By IRENE CHAPPLE
The threat of an over-riding international patent on text message promotions has sent shivers through other companies in the young and thriving market.
Pipers Patent Attorneys lodged the patent just over two years ago on behalf of Auckland company Cool 123.
Pipers said this week that the patent was close to being accepted, which would have "far-reaching implications" on the market for text-messaging promotional systems.
If the patent is successful, Cool 123 could claim retrospective damages on breaches of the patent, generally calculated from profits made by companies using the product.
Cool 123 could then be the sole provider of the product, or license it to other users.
The company, which was registered in 2000 and includes Pipers' principal Jim Piper as a director and shareholder, said it invented the marketing tactic and that its patent would cover the practice of promotional text messaging.
Text messaging promotions have become a cheap, effective way to target the youth consumer.
Cool 123's claims - which are what will be protected if the patent is successful - include "an interactive marketing and/or survey system utilising short message systems (SMS) provided on mobile or cellphones, including in combination a means of displaying an advertisement, the advertisement invites a participant to respond with a defined short text message via SMS on a mobile or cellphone".
Another nine claims in the patent include varying themes on the practice, including participation in a promotion through the internet, television or radio.
The application, which cost $281.25 to lodge, has gone through the examination phase in New Zealand.

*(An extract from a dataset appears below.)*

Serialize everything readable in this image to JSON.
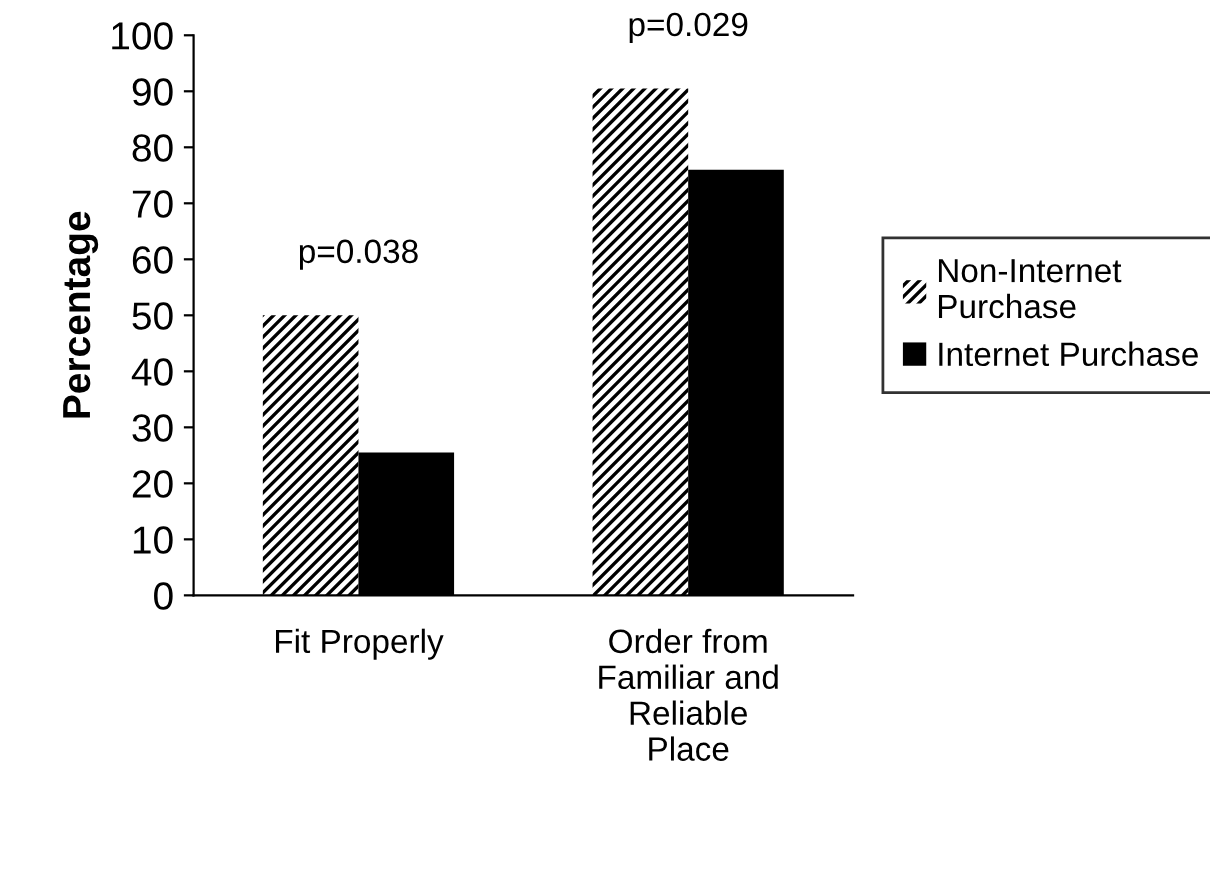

Previous searches by the World Intellectual Property Organisation did not discover any patents to invalidate Cool 123's claims.
Intellectual property lawyer and AJ Park partner Ken Moon said the claim would succeed if, at the date it was lodged, no other companies could show they were using the process.
But Cool 123 also had to prove that the system was "non-obvious" - that connecting the data, SMS, and marketing system was not an obvious use of the technology.
Even if the patent office accepted the claim, companies could disprove it later and invalidate the patent.
Piper is an equal shareholder in Cool 123 with system inventor Glen Smith, together with England-based Michael Browne and minority shareholder Cornwall Trustees.
Companies in the text promotion market include Lateral Profiles, Synapse and The Hyperfactory, who deal with the two major SMS outlets, Vodafone and Telecom, and television and radio stations.
They are seeking legal advice on the implications of the patent.